Aku menatap tubuh Yuto yang masih penuh dengan selang. Sudah 18 hari dia tertidur dalam kondisi koma. Aku merasa sangat bersalah. Karena ingin menolongkulah Yuto jadi seperti ini. Karena hari itu kami bertengkar untuk pertama kalinya sebagai pasanganlah Yuto menjadi begini menderita. Aku kini terbiasa menangis. Selama 18 hari aku tak berhenti menangis. Setiap melihat Yuto aku menangis. Setiap mengingat Yuto aku menangis. Bahkan aku tak bersemangat melakukan apa-apa. Klinikku kini diambil alih oleh kakak Yuto yang dengan senang hati bersedia menggantikanku.

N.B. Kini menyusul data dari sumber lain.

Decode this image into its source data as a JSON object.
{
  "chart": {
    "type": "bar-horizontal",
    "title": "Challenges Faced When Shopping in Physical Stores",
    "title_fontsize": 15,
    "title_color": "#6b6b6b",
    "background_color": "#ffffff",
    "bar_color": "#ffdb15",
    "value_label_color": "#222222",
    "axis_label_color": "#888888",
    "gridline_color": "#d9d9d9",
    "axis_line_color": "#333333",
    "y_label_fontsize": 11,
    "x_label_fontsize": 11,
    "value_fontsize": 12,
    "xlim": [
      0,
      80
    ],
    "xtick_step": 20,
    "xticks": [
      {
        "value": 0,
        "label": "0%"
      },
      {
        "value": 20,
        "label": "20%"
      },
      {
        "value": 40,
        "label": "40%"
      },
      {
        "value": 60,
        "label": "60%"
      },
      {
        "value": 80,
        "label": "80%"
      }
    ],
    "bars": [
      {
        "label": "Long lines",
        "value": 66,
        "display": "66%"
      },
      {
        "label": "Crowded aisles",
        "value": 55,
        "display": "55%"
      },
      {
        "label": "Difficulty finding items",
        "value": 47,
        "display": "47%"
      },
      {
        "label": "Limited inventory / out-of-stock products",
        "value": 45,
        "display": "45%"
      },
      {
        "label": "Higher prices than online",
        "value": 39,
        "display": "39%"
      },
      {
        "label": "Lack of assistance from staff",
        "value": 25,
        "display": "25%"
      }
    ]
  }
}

Aku mengambil cuti tanpa batas. Aku ingin merawat Yuto. Satu-satunya yang kulakukan adalah aku menjadi salah satu tim dokter yang merawatnya. Secara sukarela aku menjaganya siang dan malam. Aku yang mengganti setiap infusnya habis. Aku yang mengganti perban-perban lukanya. Dan bahkan aku yang membantu menggantikan pakaiannya. Aku ingin selalu berada didekat Yuto.

Tik tok tik tok

Aku melirik kearah jam dinding kamar rawat khusus Yuto. Waktu sudah menunjukkan pukul 11 malam. Dan aku merasa lapar. Aku baru sadar sejak pagi aku belum makan apa-apa. Aku tersenyum melihat wajah Yuto. Kalau saja dia sadar dan tahu aku belum makan sampai lebih dari 12 jam dia akan memarahiku dan akan otomatis langsung menarikku menuju restoran apapun yang buka, memaksaku makan bahkan mungkin dia menyuapiku seperti yang selalu dilakukannya dulu. Ritme yang menjadikan hidupku sempurna.

Aku beranjak dari kursiku yang tepat berada disebelah kanan Yuto. Aku mengusap dahi Yuto dan meninggalkan sebuah kecupan itu untuk Yuto, berharap saat sadar nanti Yuto menyadarinya. Aku meraih long coat wara hitamku. Selama dua minggu ini, coat inilah yang menemaniku. Hadiah pertama dari Yuto sejak kami menjadi pasangan. Aku meraih beberapa lembar uang dan memasukkan dalam kantong coatku. Tentunya aku tak lupa membawa ponselku.

Aku keluar kamar Yuto pelan-pelan, berhati-hati agar tidak mengganggu Yuto. Aku berjalan menyusuri koridor rumah sakit sampai langkahku berhenti. Aku terpaku melihat seseorang yang duduk tak jauh dariku berdiri. Seseorang itu mengenakan coat tebal warna biru tua dengan tangan melipat didadanya dan tidur dengan pulas. Aku menghampiri figure seseorang itu. Memastikan penglihatanku. Dan memanglah benar dia yang ada disana.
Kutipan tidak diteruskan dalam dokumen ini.